After receiving the letter, Harriss returned to Dr. Graham to discuss the denial (Doc. 21- 2, p. 56). Dr. Graham did not tell him he had a medical condition which prevented him from taking the COVID-19 vaccination (Doc. 21-2, pp. 55-56). Harriss never told anyone with the City he had a medical condition which would prevent him from receiving the COVID-19 vaccination. Id. at pp. 53-54. On November 22, 2021, the City notified Harriss of his non-compliance with the mandatory vaccination policy and placed him on administrative leave for up to two weeks (Doc. 21-6). In accordance with the vaccination policy, the City sent Harriss a Notice of Termination on December 8, 2021, terminating his employment because he had not complied with the policy by the time he exhausted his administrative leave, which began November 22, 2021. Id. Dispatchers at the Carbondale Police Department are subject to a collective bargaining agreement (Doc. 21-7). The City and the Union held impact bargaining talks, but the Union did not challenge the policy nor grieve the adoption of the Ordinance as it applied to its members. Id. The implementation of the vaccination policy was within the bounds of the “Article 5 Management Rights” under the Collective Bargaining Agreement. Id. Pursuant to the Collective Bargaining Agreement, an arbitration was conducted on October 13, 2022 (Doc. 21-8). The arbitrator found that the City sustained its burden of proof that just cause existed to terminate Harriss for violation of the City’s vaccination policy and that

the penalty of discharge was reasonable.
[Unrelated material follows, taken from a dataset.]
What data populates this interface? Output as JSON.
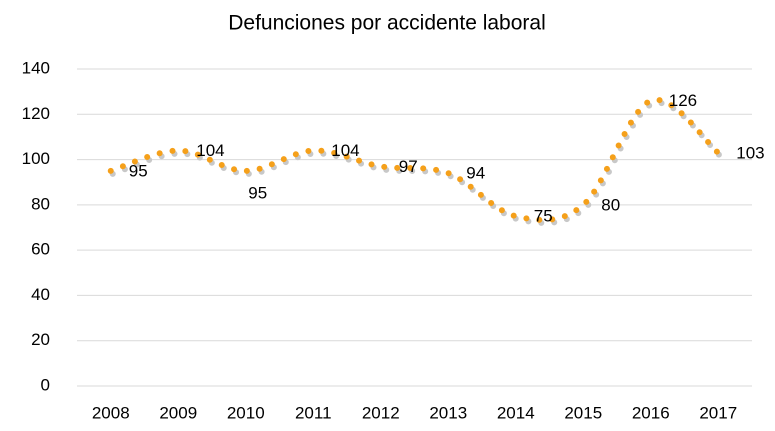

Id. Discussion Summary judgment is proper if the moving party can demonstrate that there is no genuine issue as to any material fact – that is where the non-moving party “has failed to make a sufficient showing on an essential element of her case with respect to which she has the burden of proof.” Fed. R. Civ. P. 56(a); Celotex Corp. v. Catrett, 477 U.S. 317, 322-323 (1986). If the evidence is merely colorable or is not sufficiently probative, summary judgment should be granted. Anderson v. Liberty Lobby, Inc., 477 U.S. 242, 249–50 (1986). Any doubt as to the existence of a genuine issue of material fact must be resolved against the moving party. Lawrence v.

Kenosha County, 391 F.3d 837, 841 (7th Cir. 2004).